One of the most forgotten or even ignored portions of The U.S Constitution is the requirement of the oath of office. The oath is supposed to insure that the individual assuming an elected or appointed position in the government will behave within the limits and authorities set in the governing documents for that position. The Founding Fathers thought it so important that they insured that it be a requirement to assuming any kind of public authority that they included it in The Constitution.

            U.S. Constitution, Article VI, clause 3

“The Senators and Representatives before mentioned, and the Members of the several State Legislatures, and all executive and judicial Officers, both of the United States and of the several States, shall be bound by Oath or Affirmation, to support this Constitution; but no religious Test shall ever be required as a Qualification to any Office or public Trust under the United States.”

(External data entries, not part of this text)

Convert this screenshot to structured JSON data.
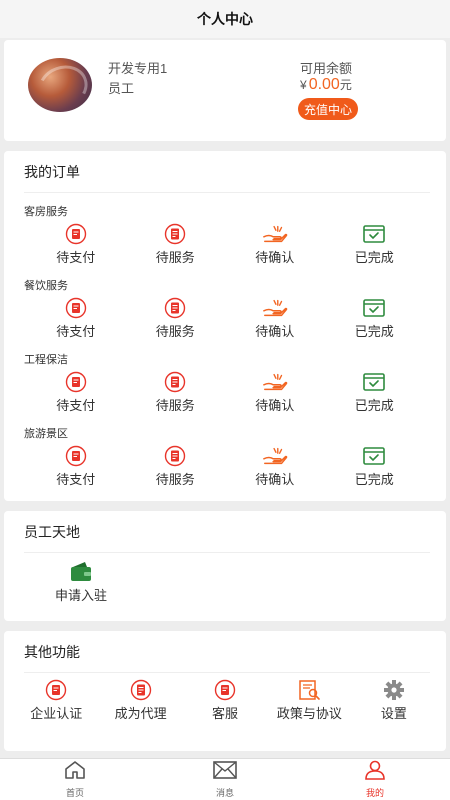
{
  "header": {
    "title": "个人中心"
  },
  "profile": {
    "name": "开发专用1",
    "role": "员工",
    "balance_label": "可用余额",
    "currency": "¥",
    "balance": "0.00",
    "unit": "元",
    "recharge_label": "充值中心"
  },
  "orders": {
    "title": "我的订单",
    "groups": [
      {
        "name": "客房服务",
        "items": [
          "待支付",
          "待服务",
          "待确认",
          "已完成"
        ]
      },
      {
        "name": "餐饮服务",
        "items": [
          "待支付",
          "待服务",
          "待确认",
          "已完成"
        ]
      },
      {
        "name": "工程保洁",
        "items": [
          "待支付",
          "待服务",
          "待确认",
          "已完成"
        ]
      },
      {
        "name": "旅游景区",
        "items": [
          "待支付",
          "待服务",
          "待确认",
          "已完成"
        ]
      }
    ]
  },
  "staff": {
    "title": "员工天地",
    "apply_label": "申请入驻"
  },
  "other": {
    "title": "其他功能",
    "items": [
      "企业认证",
      "成为代理",
      "客服",
      "政策与协议",
      "设置"
    ]
  },
  "tabbar": {
    "items": [
      "首页",
      "消息",
      "我的"
    ]
  },
  "colors": {
    "accent": "#f05a1a",
    "icon_red": "#e8342a",
    "icon_green": "#2e8b3e",
    "icon_orange": "#f26522",
    "active_tab": "#e8342a"
  }
}
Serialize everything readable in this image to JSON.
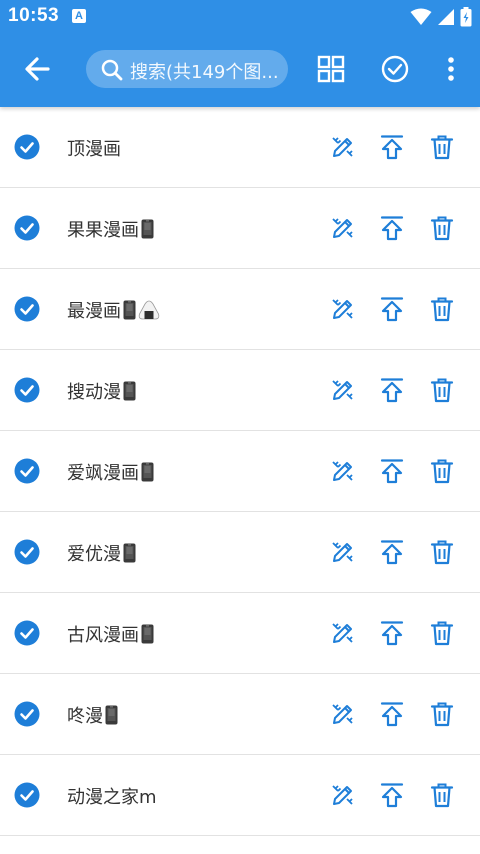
{
  "status_bar": {
    "time": "10:53",
    "app_indicator": "A",
    "icons": [
      "wifi-icon",
      "signal-icon",
      "battery-icon"
    ]
  },
  "toolbar": {
    "back_icon": "arrow-left-icon",
    "search_placeholder": "搜索(共149个图...",
    "grid_icon": "grid-icon",
    "select_all_icon": "check-circle-icon",
    "more_icon": "more-vert-icon"
  },
  "colors": {
    "primary": "#2f8fe6",
    "accent": "#1e7ed8",
    "text": "#333333",
    "divider": "#e2e2e2"
  },
  "items": [
    {
      "name": "顶漫画",
      "emoji": []
    },
    {
      "name": "果果漫画",
      "emoji": [
        "phone"
      ]
    },
    {
      "name": "最漫画",
      "emoji": [
        "phone",
        "onigiri"
      ]
    },
    {
      "name": "搜动漫",
      "emoji": [
        "phone"
      ]
    },
    {
      "name": "爱飒漫画",
      "emoji": [
        "phone"
      ]
    },
    {
      "name": "爱优漫",
      "emoji": [
        "phone"
      ]
    },
    {
      "name": "古风漫画",
      "emoji": [
        "phone"
      ]
    },
    {
      "name": "咚漫",
      "emoji": [
        "phone"
      ]
    },
    {
      "name": "动漫之家m",
      "emoji": []
    }
  ],
  "row_actions": [
    "edit-icon",
    "upload-icon",
    "delete-icon"
  ]
}
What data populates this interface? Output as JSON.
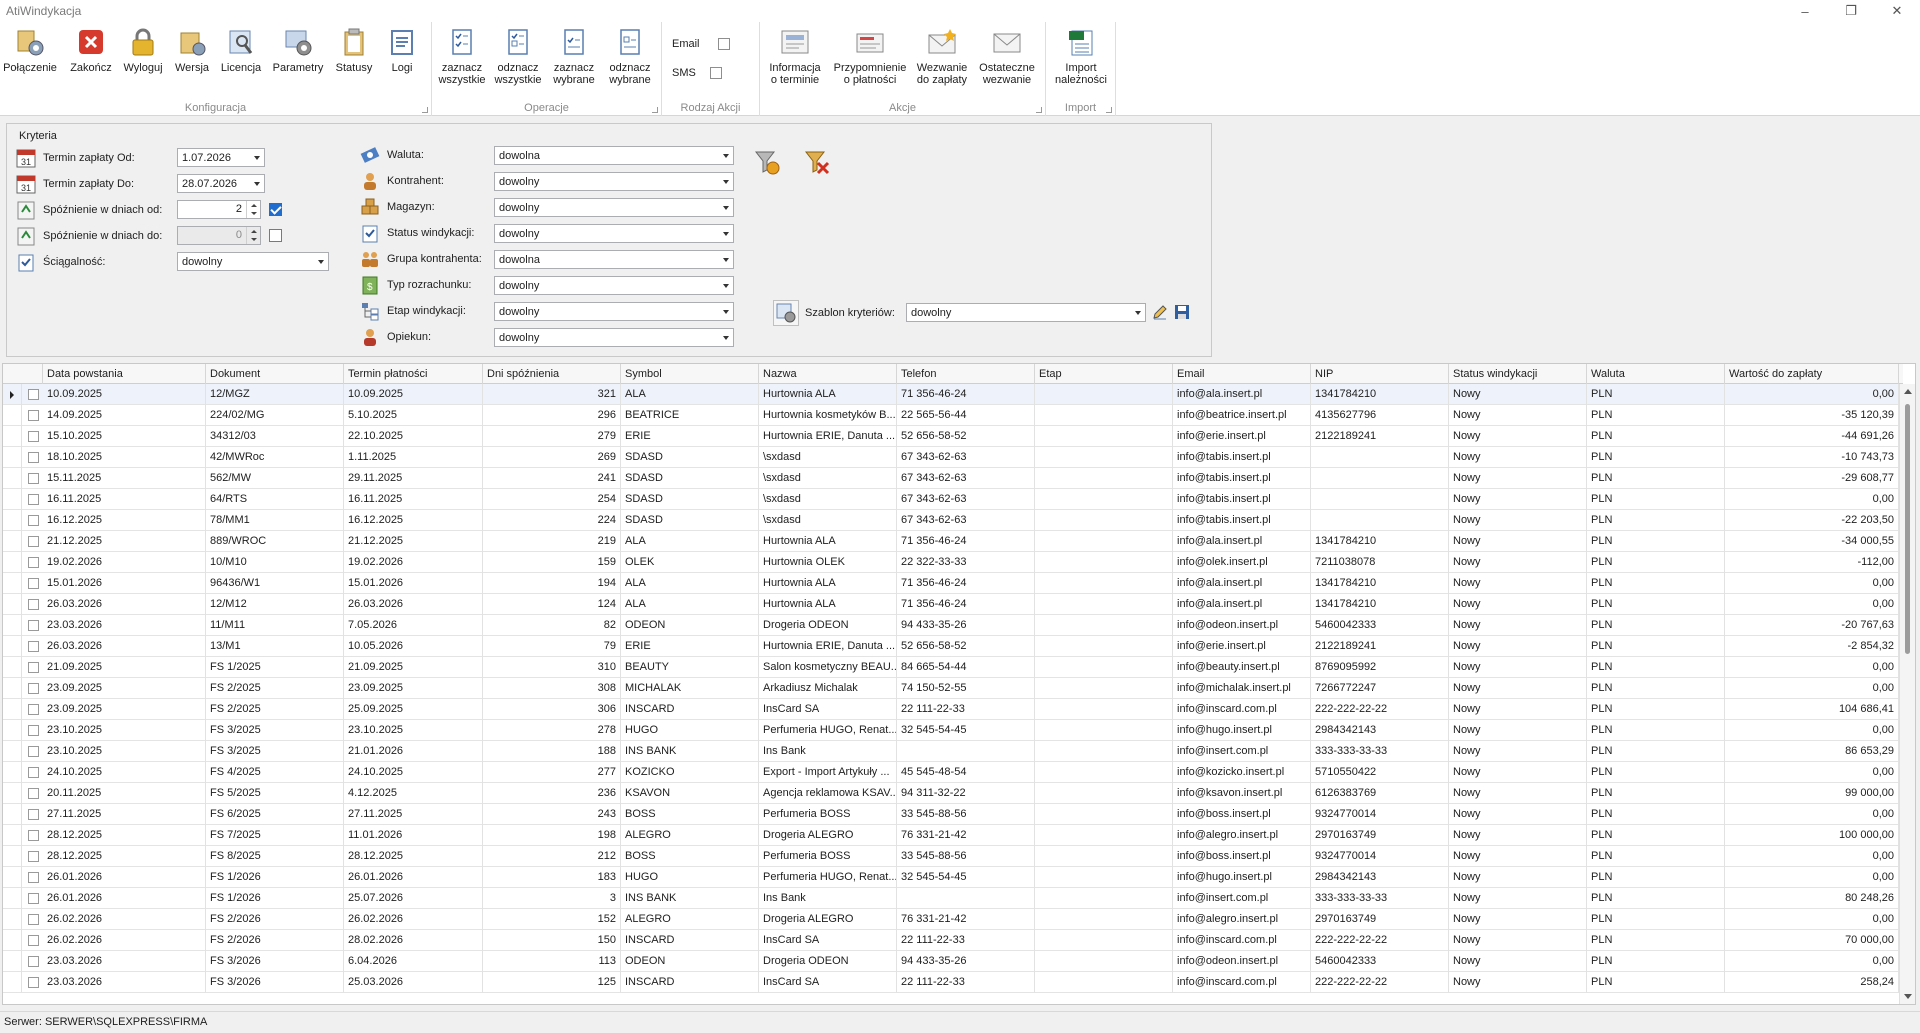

Everyone who is elected, appointed, or hired into a government position takes an oath to the Constitution. It is treated as a ceremonial requirement. Know one is ever held to their oath. The country expects military personnel to live up to their oath but not law enforcement, legislatures, lawyers, judges, or bureaucrats. There are laws requiring the oath. The current statutes being,  5 U.S.C. §3331 and 2 U.S.C. §25 at the federal level. Every State has laws in accordance with The Constitution as well. However, there is no proscribed consideration for the violation of the oath or punishment for violating the oath in federal law. Considering that public office holders have tremendous power and influence over society, they should be held to at least the same standards as the average citizen. The violating of the oath of office  should at least be punished the same as perjury.

For the last roughly 20 plus years the federal government has allowed cities and counties to operate outside their authority. In effect a state of secession regarding immigration enforcement. The problem has now grown into States claiming sanctuary status. Why has the federal government allowed this to continue when they have the solution already in statute? See 8 U.S. Code § 1324(iii)(iv). The U.S. citizen is always told that know one is above the law. Where are the indictments for harboring and shielding illegal aliens? It seems that citizens are going to have to demand that those violating the law are held to the law. When are bureaucrats, law enforcement, and politicians going to be held to account?